Of course any of the SQL servers can use the piecemeal method of representing hierarchical data via multiple tables and foreign keys, but at what cost? The thing that really intrigued me so much about MongoDB at the very beginning was the functionality I had always hoped for in in the *SQL servers: storing an array of data in a single row of a single column. Finally someone had solved the problem of the one-to-many relationship without the horribly inefficient workaround of needing to create a separate table. And, they took it even one step further, an entire sub-table can be stored there as well!!!

For this new generation of MEAN stack developers, the joy of working with JSON natively and being able to query a DB via JS-syntax is just so intuitive and natural. They find SQL so “old school”. Just 2 days ago one of my direct reports thanked me again for the mentoring I provided regarding an aggregate query she had been working on. She comes from a Python background and was telling me how happy she was to be learning Mongo rather than SQL. Now I too have come to look at SQL as being very COBOL-like. So, in the end, MongoDB can do anything an SQL server can do (misuse it to store single 2-dimensional stiff, boring documents just like a table) except for joins (but actually now you can do that too:
https://docs.mongodb.com/v3.2/reference/operator/aggregation/lookup/ ).

In conclusion, working with MongoDB requires not only a totally different approach to designing queries that use GROUP BY functionality (I’m talking about higher-level design differences, not syntax differences), but also a completely different mindset when designing the collection schemas.

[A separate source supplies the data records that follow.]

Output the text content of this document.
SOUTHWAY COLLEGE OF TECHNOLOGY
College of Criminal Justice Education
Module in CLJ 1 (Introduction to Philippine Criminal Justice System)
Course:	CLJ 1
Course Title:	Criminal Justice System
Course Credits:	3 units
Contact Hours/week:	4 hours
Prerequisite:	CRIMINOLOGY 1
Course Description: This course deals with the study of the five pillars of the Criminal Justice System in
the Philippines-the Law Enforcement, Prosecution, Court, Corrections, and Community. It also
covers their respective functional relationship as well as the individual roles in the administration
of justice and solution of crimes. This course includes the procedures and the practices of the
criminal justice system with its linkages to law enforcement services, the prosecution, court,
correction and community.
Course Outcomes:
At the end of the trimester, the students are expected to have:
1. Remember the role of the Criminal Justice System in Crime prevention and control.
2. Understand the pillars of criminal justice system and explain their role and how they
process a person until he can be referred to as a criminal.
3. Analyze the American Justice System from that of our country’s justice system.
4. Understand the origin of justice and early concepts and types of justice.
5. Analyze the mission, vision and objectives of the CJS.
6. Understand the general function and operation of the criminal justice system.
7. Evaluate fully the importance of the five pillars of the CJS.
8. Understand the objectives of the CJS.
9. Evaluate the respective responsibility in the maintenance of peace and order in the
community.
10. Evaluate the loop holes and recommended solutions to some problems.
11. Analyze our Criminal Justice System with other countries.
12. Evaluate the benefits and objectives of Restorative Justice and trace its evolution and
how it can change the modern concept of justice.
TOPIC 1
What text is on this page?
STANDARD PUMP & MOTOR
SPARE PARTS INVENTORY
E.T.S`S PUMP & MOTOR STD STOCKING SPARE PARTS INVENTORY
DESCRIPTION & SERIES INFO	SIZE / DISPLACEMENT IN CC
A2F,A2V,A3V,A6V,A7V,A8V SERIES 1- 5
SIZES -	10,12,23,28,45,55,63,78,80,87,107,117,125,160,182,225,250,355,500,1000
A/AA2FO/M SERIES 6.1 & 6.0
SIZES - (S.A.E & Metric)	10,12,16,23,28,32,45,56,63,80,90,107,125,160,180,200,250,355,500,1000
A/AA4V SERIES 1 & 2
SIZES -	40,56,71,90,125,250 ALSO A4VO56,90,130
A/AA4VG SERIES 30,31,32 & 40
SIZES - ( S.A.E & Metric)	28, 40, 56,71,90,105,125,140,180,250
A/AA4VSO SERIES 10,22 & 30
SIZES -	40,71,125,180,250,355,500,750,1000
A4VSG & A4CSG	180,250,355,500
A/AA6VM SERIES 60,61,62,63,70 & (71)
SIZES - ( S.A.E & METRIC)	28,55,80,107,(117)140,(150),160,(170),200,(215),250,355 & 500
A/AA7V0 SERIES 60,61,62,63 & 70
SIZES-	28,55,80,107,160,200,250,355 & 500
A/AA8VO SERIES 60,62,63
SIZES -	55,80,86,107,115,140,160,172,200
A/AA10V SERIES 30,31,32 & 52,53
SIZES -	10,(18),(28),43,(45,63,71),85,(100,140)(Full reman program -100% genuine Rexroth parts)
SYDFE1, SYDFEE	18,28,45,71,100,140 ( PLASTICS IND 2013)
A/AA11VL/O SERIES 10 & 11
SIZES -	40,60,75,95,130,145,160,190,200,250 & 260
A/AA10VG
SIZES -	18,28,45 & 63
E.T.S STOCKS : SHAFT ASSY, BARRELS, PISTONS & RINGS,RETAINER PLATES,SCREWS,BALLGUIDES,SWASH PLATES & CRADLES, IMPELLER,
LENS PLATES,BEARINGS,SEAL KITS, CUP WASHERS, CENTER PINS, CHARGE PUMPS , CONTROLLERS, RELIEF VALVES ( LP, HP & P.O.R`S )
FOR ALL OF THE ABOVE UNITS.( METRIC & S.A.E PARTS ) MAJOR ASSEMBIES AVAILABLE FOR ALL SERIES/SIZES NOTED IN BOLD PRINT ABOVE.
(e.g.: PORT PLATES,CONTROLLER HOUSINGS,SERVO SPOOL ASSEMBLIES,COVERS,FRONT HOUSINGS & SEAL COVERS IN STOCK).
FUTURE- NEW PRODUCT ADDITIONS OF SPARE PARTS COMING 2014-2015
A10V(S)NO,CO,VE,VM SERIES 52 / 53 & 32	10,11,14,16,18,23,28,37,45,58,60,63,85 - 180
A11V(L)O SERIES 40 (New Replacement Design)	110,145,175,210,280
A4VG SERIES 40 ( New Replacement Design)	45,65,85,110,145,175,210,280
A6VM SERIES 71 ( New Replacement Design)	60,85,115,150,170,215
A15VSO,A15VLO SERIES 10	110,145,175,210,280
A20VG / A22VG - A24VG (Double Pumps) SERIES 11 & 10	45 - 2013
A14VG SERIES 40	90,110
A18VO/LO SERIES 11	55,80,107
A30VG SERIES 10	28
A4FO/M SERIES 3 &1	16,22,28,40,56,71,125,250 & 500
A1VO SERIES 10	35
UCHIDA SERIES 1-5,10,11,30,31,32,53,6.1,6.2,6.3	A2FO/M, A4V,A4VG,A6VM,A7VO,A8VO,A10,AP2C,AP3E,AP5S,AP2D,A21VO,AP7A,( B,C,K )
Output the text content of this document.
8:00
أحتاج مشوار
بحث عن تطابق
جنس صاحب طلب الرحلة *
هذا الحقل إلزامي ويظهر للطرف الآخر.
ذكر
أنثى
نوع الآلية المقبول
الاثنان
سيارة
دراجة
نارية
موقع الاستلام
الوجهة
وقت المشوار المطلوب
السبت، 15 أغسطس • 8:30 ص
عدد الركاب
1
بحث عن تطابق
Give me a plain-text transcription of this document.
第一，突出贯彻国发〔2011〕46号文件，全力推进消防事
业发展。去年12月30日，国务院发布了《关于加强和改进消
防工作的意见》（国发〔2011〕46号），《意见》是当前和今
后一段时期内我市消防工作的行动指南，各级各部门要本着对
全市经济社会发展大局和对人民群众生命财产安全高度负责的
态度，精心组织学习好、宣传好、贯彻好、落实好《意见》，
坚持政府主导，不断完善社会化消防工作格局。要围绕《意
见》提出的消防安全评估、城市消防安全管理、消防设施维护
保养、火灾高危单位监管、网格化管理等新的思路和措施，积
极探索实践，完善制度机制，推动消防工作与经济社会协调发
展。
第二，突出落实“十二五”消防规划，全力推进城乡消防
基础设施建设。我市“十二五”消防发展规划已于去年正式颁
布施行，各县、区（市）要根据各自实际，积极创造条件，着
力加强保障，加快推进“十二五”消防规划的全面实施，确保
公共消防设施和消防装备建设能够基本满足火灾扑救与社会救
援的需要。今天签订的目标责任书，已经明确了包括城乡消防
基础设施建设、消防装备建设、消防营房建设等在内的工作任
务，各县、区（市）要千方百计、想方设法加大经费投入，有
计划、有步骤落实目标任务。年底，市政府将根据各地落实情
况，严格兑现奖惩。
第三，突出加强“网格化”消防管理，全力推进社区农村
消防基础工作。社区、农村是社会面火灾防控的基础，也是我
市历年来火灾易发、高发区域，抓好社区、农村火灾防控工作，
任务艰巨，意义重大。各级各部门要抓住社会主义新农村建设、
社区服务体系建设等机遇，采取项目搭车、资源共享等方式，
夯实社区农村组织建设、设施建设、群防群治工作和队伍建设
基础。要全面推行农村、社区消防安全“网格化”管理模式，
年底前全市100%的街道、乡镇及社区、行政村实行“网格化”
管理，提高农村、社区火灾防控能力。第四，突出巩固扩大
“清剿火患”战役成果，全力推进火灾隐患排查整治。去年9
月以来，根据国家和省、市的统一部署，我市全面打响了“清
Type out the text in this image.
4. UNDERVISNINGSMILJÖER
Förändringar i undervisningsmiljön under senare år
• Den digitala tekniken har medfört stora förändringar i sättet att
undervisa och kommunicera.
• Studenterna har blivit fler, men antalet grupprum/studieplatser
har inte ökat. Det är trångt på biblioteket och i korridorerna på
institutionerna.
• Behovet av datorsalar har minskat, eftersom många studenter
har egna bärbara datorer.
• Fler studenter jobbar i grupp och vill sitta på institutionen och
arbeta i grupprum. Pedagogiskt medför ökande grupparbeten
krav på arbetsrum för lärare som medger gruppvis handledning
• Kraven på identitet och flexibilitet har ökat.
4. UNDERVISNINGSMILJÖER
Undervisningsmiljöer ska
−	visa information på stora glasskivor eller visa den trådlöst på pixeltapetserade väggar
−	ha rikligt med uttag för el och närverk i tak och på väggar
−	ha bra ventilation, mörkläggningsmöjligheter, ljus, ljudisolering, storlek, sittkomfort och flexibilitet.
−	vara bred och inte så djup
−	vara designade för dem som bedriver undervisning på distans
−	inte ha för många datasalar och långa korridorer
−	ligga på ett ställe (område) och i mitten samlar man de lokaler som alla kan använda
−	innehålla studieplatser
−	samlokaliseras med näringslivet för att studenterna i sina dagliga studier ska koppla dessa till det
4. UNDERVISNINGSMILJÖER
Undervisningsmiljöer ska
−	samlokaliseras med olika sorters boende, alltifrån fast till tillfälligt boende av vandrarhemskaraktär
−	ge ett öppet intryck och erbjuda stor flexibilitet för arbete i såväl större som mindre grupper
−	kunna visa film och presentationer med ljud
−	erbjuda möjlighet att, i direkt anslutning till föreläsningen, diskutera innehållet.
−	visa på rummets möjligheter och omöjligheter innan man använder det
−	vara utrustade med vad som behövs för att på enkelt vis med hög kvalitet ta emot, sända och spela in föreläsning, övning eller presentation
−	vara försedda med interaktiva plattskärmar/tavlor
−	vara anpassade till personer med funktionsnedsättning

The questions one asks oneself are totally different. Instead of asking “Which tables and what schema best describes the total set of data I will be handling in this application?” one needs to ask in the NoSQL world, “Which filters will I need (which fields will be used in my queries) and what data do I have to have in an already denormalized state to render this page or export this report?” The first (SQL) approach seeks to precisely capture the entire data set across all applications/pages/reports in a highly normalized way to avoid storing duplicate data with total disregard for the specific UI/UX challenges of multiple pages/views/reports, and piece it all together, in real time, ASAP, right after the user clicks on the link. I think the Randall Wilson @ familysearch.org presentation clearly shows where this approach can lead. The second (MongoDB) approach seeks to leverage only a small window of the multi-dimensional, denormalized data that pertains to the current UI/UX needs at hand, having it already sliced, diced, seasoned, and hot out the oven ready for the customer to consume, rather than worrying about how fast one can go shopping for the raw ingredients from 11 different stores, drive back to the kitchen, prepare it, and then bake it while the customer is waiting impatiently for it to be served.